13 Semester
Foto: Lars Kempin

Ersetzt man das Wort Darm durch das Wort Film wird aus Darmstadt Filmstadt. So weit die Theorie. In der Praxis verirrt sich allerdings nur selten eine Produktion in die Provinz.

In den 70ern war Darmstadt Dreh­­­ort der Mini-Fernsehserie „PS–Geschichten ums Auto“, in den 80ern glänzte die Stadt als Schauplatz der beliebtesten deutschen TV-Familienserie „Diese Drombuschs“ sowie der sechs­­teiligen Suizid-Hommage „, Tod eines Schülers“. In den 90ern folgte dann der dreiteilige TV-Politthriller „Tödliche Wahl“ mit Jürgen Prochnow. Alle vier gehen auf das Konto des Darmstädter Regiealtmeisters Peter Stromberger. Neuerdings lockt es sogar Kinoproduktionen nach Darmstadt: 2006 drehte der Berliner Regisseur Ansgar Ahlers eine Episode für die Grundgesetzverfilmung „GG 19“. Und ab April ist Darmstadt wieder Szenerie für die große Leinwand: „13 Semester“ heißt die 2,3-Millionen-Euro-Produktion, in der das Studentenleben des angehenden Mathematikers Momo erzählt wird. Der Münchner Newcomer-Regisseur Frieder Wittich wollte für seine Komödie, in der es um Liebe,  Freundschaft und Selbstfindung geht, eine unverbrauchte Location abseits der hippen Großstädte. Herzlich und offen sei er in Darmstadt empfangen worden und vom Studentenkeller über die Mensa auf der Lichtwiese bis zum Mathematikgebäude im Martinsviertel war Wittich sofort angetan.

Der Mann hinter den Kulissen, der dafür sorgt, dass Regisseure wie Wittich schwärmen und Produktions­firmen und Filmcrews auf dem Weg zwischen den Filmmetropolen Köln, Hamburg, Berlin und München auch mal in Darmstadt Halt machen, heißt Christoph Rau. Er ist Location-Scout und organisiert Drehorte und Drehgenehmigungen. Bei „13 Semester“ sind diese fast ausschließlich Originalschauplätze, wie die Universität. Eine Art Egodusche für die TU Darm­stadt, der das heiß begehrte Siegel „Eliteuniversität“ Ende 2006 verwehrt blieb. Dass man die filmische Aufmerksamkeit zu schätzen weiß, dokumentiert die Homepage der TU. Dort kann man sich seit Wochen nicht nur für Kurse, sondern auch als Komparse für den Kinostreifen bewerben. „13 Semester“ soll im Frühling 2009 anlaufen und könnte dafür sorgen, dass der TU Darmstadt statt elitärem Flair ein Hauch Kultstatus zufliegt. Schließlich sind für die Wahl der passenden Uni Umfeld, Spaßfaktor und Sympathie nicht unerheblich.

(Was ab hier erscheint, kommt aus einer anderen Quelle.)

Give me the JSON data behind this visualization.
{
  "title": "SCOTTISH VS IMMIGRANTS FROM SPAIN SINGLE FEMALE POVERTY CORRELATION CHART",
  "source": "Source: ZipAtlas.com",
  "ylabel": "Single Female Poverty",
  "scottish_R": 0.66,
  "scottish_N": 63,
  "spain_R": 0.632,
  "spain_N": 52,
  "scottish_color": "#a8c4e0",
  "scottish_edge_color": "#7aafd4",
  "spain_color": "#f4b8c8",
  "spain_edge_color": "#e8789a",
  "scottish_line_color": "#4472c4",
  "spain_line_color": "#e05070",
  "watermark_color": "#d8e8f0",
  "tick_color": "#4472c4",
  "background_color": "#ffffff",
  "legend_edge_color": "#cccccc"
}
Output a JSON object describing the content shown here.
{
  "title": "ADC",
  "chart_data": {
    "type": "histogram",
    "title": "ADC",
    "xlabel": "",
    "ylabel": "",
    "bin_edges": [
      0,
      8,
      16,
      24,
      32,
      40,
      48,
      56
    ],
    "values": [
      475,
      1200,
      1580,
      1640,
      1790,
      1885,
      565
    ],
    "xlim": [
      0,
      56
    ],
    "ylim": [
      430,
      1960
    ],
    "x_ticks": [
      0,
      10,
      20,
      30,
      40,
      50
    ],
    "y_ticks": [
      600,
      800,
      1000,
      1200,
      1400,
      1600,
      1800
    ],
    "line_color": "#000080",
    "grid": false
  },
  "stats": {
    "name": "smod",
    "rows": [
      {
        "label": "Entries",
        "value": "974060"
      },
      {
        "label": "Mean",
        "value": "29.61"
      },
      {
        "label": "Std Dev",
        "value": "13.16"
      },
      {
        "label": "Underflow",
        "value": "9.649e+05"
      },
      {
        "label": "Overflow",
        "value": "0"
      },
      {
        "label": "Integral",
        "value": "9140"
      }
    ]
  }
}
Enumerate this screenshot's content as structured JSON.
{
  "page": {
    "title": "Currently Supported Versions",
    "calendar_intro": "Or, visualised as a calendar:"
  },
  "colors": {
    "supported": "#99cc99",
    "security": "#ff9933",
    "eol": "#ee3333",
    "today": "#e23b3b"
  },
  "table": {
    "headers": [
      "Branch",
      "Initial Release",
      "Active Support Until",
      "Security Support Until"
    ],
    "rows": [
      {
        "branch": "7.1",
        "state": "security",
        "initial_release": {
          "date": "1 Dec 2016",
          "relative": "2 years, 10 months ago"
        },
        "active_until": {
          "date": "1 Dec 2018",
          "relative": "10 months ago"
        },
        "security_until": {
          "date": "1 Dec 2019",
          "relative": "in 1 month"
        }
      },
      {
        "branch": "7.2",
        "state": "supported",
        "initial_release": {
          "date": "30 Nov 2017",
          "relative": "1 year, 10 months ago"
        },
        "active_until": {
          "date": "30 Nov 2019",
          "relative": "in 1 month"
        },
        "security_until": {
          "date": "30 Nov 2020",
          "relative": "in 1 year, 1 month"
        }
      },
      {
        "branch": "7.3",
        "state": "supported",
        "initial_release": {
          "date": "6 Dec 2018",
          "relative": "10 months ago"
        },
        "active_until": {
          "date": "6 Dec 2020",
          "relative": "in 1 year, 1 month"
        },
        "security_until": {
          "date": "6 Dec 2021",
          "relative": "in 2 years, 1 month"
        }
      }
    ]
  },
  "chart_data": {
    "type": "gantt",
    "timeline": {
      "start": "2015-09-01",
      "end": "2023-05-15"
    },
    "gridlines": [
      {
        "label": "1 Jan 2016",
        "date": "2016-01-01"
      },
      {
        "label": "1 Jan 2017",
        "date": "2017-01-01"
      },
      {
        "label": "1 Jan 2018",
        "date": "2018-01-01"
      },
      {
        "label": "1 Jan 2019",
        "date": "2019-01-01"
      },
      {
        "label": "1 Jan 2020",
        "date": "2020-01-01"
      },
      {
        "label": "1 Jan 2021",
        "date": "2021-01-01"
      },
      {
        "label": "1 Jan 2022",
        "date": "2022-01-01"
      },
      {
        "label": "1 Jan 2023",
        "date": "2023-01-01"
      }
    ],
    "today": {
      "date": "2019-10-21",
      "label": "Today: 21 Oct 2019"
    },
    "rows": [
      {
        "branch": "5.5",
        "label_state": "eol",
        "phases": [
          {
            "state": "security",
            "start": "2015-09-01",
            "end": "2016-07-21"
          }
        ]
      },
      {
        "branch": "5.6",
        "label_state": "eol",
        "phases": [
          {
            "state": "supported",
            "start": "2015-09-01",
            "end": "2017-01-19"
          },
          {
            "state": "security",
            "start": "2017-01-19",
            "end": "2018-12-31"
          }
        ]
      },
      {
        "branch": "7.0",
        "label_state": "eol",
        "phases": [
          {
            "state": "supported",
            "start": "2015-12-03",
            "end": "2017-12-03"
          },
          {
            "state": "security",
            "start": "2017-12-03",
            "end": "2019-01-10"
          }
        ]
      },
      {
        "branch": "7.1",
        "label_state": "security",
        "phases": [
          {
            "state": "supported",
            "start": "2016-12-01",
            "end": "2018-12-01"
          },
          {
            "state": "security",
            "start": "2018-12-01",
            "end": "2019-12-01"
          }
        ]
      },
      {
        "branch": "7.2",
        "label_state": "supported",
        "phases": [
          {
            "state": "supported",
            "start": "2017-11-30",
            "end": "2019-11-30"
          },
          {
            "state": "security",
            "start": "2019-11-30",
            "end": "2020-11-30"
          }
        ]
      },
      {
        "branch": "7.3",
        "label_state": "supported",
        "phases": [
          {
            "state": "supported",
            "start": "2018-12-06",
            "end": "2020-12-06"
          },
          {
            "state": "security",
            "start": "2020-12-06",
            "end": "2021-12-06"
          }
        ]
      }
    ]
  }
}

Dass Wittich mit Spaß sympathisch umgehen kann, zeigt unter anderem sein Werbefilm „Keine Frage ohne Gegenfrage“ für die Schnell­esskette mit dem goldenen „M“, der vor vier Jahren beim wichtigsten deutschen und internationalen Werbefestival ADC und in Cannes prämiert wurde. Außerdem ist der 1974 in Stuttgart geborene Wittich seit 1998 selbst Student an der Hochschule für Fernsehen und Film München; er dürfte also mit den Höhen und Tiefen der Selbstfindung im Studium bestens vertraut sein.

Für „13 Semester“ hat Location-Profi Rau die richtigen Umfelder gefunden. Egal, ob im Netz oder im persönlichen Gespräch, wer mit Rau in Kontakt kommt, spürt sofort, dass seine Agenda über die Location-Vermittlung hinausgeht. Wie Beckenbauer den Breitensport Fußball promotet, preist Rau Darmstadt als Filmstadt an. Selbst Bollywood-Produzenten hat er schon über die Mathildenhöhe und durch den Orangeriegarten geführt.

Mal sehen, ob Film zukünftig stärker mit Darmstadt assoziiert wird. Mit der Wissenschaft hat es ja geklappt. „Wissenschafts- und Filmstadt Darmstadt“ würde sich allerdings auch gut machen. So weit die Theorie – fehlt nur noch mehr Praxis.